# Calculus: finding integral

1. Nov 28, 2013

I forgot to do these....long time ago

1) What is integral from 0 to infinity of (y^b * e^(-y/2) dy)?

2) what is the integral from 0 to infinity of (e^(-y^2/2) dy)?

How to use definition of gramma function to solve these?

Last edited: Nov 28, 2013
2. Nov 28, 2013

### Dick

It's a gamma function. If it were long ago and b were a small integer then you would work it out using substitution and integration by parts. I think you are supposed to use the definition of the gamma function.

3. Nov 28, 2013

### Dick

And that's a gaussian integral. It's not considered an elementary integral either. What you learned a long time ago won't help. Isn't your course providing you with any clues?

4. Nov 28, 2013

How to use definition of gramma function to solve these?

5. Nov 28, 2013

### Dick

'gamma' not 'gramma'. And what's the definition of the gamma function? Showing the definition might help you to get started. It won't help for the second one, that's different. Look up 'gaussian integrals'.

6. Nov 29, 2013

For question 1, I use u substitution, u = y/2 so du = 1/2 dy...so integral from 0 to infinity of ((2u)^b*e^-u du) <=> 2^(b+1) * integral from 0 to infinity of (u^b*e^-u du) <=> 2^(b+1) * integral from 0 to infinity (u^((b+1)-1)*e^-u du) <=> 2^(b+1) * gamma symbol which looks like F(b+1)=2^(b+1)* b!
However, the answer my professor gave is 1. I am wondering how could that be?

Last edited: Nov 29, 2013
7. Nov 29, 2013

### Dick

Don't know. That the integral is $2^{b+1} \Gamma(b+1)$ is right. I don't think that's 1.

8. Nov 29, 2013

For question 2, the answer I found is 1/(2*(sqrt(pi))*Γ(1/2).How to find Γ(1/2)?

9. Nov 29, 2013

### Infrared

Are you aware of the reflection identity $\Gamma(z)\Gamma(1-z)=\frac{\pi}{sin(\pi z)}$?

10. Nov 29, 2013

Does anyone find a earlier way to do the question?

11. Nov 29, 2013

### Infrared

I don't see an easier way to do the second question than letting $u=\frac{y^2}{2}$ and solving for $dy$ (which is what I imagine you did) unless you are already familiar with Gaussian integrals.
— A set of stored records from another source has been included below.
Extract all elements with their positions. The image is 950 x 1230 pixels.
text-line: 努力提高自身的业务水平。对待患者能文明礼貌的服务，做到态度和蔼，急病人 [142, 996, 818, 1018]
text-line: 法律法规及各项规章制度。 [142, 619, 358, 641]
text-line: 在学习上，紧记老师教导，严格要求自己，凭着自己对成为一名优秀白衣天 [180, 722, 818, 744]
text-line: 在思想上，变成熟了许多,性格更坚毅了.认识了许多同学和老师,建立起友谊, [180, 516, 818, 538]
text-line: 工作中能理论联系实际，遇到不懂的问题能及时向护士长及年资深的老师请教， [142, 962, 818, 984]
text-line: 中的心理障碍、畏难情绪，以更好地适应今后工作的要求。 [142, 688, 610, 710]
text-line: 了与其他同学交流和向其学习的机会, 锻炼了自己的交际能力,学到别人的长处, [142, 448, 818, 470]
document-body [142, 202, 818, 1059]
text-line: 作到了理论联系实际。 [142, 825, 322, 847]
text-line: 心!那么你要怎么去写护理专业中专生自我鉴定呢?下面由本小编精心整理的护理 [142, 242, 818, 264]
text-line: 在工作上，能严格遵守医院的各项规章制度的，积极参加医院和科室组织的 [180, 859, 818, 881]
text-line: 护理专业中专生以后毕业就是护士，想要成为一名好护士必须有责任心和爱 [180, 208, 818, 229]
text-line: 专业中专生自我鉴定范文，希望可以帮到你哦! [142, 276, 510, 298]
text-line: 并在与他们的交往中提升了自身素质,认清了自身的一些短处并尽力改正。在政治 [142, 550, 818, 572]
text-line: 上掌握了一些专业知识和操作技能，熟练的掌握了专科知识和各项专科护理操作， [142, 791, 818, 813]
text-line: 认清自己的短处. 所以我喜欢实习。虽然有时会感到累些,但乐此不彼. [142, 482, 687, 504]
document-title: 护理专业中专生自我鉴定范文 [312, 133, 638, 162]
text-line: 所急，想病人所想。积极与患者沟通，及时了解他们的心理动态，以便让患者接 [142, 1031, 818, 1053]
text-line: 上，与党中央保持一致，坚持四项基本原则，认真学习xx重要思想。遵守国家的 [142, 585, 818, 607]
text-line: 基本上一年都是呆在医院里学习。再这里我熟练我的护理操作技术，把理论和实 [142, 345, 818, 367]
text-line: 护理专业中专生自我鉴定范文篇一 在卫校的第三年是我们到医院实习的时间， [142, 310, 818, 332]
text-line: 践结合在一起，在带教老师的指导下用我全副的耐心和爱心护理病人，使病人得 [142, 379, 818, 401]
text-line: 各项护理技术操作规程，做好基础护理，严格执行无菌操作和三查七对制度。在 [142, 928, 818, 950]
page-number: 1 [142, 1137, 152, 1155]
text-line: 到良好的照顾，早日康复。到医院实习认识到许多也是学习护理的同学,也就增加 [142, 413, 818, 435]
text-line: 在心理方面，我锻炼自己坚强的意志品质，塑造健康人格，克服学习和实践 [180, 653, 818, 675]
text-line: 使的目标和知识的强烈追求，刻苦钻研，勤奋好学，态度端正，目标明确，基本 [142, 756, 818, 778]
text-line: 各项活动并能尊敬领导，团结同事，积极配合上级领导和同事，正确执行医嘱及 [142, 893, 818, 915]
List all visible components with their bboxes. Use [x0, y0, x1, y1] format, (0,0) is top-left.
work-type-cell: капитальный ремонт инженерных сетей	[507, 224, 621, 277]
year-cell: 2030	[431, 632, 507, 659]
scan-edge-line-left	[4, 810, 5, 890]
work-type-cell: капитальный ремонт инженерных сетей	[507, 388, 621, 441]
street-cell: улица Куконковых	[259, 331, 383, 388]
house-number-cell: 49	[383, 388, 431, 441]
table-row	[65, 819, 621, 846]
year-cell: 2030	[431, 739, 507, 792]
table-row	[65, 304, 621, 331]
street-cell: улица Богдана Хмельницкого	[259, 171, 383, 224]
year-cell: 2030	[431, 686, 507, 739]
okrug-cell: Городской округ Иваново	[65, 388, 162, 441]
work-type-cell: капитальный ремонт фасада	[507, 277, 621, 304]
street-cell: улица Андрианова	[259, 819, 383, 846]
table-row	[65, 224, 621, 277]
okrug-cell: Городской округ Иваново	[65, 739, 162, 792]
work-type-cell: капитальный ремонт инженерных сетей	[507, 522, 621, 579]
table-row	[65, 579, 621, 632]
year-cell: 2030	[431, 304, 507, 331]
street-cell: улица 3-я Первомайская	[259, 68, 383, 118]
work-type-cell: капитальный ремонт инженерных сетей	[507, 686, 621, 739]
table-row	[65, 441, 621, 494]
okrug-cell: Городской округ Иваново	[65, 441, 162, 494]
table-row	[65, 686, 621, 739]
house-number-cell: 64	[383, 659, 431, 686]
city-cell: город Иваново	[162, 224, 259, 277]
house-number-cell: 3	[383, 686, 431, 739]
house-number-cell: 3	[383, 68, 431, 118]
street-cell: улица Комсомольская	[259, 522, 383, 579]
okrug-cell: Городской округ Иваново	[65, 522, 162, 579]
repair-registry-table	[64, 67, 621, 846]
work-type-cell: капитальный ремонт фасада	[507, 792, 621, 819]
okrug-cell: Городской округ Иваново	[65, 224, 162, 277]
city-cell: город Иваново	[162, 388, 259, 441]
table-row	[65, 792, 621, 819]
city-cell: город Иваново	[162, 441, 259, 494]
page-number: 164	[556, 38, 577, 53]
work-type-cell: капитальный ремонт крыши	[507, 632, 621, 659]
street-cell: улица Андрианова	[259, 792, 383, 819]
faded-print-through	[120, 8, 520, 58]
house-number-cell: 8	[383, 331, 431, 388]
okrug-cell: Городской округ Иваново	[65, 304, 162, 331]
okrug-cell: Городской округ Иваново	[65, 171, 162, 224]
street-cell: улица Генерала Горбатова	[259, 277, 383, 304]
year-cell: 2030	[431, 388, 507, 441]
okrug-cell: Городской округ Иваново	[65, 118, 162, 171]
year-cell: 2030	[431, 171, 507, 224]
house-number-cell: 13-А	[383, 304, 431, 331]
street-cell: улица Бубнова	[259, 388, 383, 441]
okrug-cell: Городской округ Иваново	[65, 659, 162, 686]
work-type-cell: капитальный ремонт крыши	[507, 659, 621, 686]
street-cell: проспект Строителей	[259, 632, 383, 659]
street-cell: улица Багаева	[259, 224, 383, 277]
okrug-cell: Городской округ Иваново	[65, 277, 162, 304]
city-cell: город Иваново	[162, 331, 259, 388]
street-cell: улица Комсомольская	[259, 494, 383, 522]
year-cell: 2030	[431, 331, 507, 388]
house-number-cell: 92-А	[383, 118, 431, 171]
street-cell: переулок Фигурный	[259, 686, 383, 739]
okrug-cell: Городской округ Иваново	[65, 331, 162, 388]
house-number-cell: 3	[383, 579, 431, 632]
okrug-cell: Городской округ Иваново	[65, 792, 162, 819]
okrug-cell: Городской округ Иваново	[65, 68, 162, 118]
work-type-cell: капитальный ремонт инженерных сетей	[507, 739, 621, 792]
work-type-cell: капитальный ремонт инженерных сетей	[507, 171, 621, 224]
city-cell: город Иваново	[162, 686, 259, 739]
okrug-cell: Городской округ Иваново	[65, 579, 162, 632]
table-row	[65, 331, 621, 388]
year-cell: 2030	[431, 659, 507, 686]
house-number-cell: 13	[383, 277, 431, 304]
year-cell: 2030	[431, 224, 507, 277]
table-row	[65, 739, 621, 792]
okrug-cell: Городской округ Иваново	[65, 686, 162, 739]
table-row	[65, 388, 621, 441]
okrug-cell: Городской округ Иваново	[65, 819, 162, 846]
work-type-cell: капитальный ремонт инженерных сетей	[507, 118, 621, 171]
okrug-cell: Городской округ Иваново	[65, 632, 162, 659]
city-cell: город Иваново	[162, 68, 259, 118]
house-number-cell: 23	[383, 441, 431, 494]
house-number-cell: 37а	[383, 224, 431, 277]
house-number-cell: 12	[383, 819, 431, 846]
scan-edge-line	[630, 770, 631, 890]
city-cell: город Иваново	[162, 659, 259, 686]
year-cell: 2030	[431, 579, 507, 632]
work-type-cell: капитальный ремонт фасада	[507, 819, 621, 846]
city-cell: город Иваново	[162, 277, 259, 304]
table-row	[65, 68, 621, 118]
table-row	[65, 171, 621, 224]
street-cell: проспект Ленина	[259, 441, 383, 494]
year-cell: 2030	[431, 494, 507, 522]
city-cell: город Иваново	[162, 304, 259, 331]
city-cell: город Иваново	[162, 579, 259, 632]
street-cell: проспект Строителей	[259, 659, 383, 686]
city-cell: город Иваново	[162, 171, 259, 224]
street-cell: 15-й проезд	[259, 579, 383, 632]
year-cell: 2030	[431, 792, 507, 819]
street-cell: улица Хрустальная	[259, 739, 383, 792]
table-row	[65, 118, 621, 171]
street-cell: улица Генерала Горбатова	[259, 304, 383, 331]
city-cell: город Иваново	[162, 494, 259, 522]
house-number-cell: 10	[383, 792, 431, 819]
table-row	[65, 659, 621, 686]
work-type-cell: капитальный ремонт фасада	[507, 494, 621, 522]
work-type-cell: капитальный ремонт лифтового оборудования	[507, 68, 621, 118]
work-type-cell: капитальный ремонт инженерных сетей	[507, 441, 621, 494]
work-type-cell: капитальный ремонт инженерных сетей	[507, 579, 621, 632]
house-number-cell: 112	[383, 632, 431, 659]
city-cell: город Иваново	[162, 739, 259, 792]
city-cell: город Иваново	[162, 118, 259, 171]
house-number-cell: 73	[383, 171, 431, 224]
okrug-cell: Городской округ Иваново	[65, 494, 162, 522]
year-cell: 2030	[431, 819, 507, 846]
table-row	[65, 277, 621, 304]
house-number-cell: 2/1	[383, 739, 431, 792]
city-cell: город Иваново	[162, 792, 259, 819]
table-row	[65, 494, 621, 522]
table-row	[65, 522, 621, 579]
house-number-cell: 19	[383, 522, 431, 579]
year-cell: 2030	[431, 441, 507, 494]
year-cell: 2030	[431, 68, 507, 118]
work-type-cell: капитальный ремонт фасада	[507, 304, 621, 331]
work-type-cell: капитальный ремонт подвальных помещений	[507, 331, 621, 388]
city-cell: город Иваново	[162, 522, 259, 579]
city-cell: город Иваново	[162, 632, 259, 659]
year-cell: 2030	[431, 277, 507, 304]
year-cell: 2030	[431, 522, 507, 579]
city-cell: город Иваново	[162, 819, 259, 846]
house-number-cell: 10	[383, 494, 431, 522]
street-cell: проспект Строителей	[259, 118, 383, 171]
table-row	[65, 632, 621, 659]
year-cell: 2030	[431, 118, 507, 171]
Edit: I'm not getting what you got. With the substitutions I mentioned, the integral becomes
$\frac{1}{\sqrt{2}}\int_0^\infty e^{-u}u^{-1/2}du=\frac{\Gamma(1/2)}{\sqrt{2}}$

Last edited: Nov 29, 2013
12. Nov 29, 2013

### Dick

As HS-Scientist just said, you don't have to go through the gamma function if you know a simple gaussian integral and use a substitution. And the gaussian you can get in a pretty simple way if you look it up.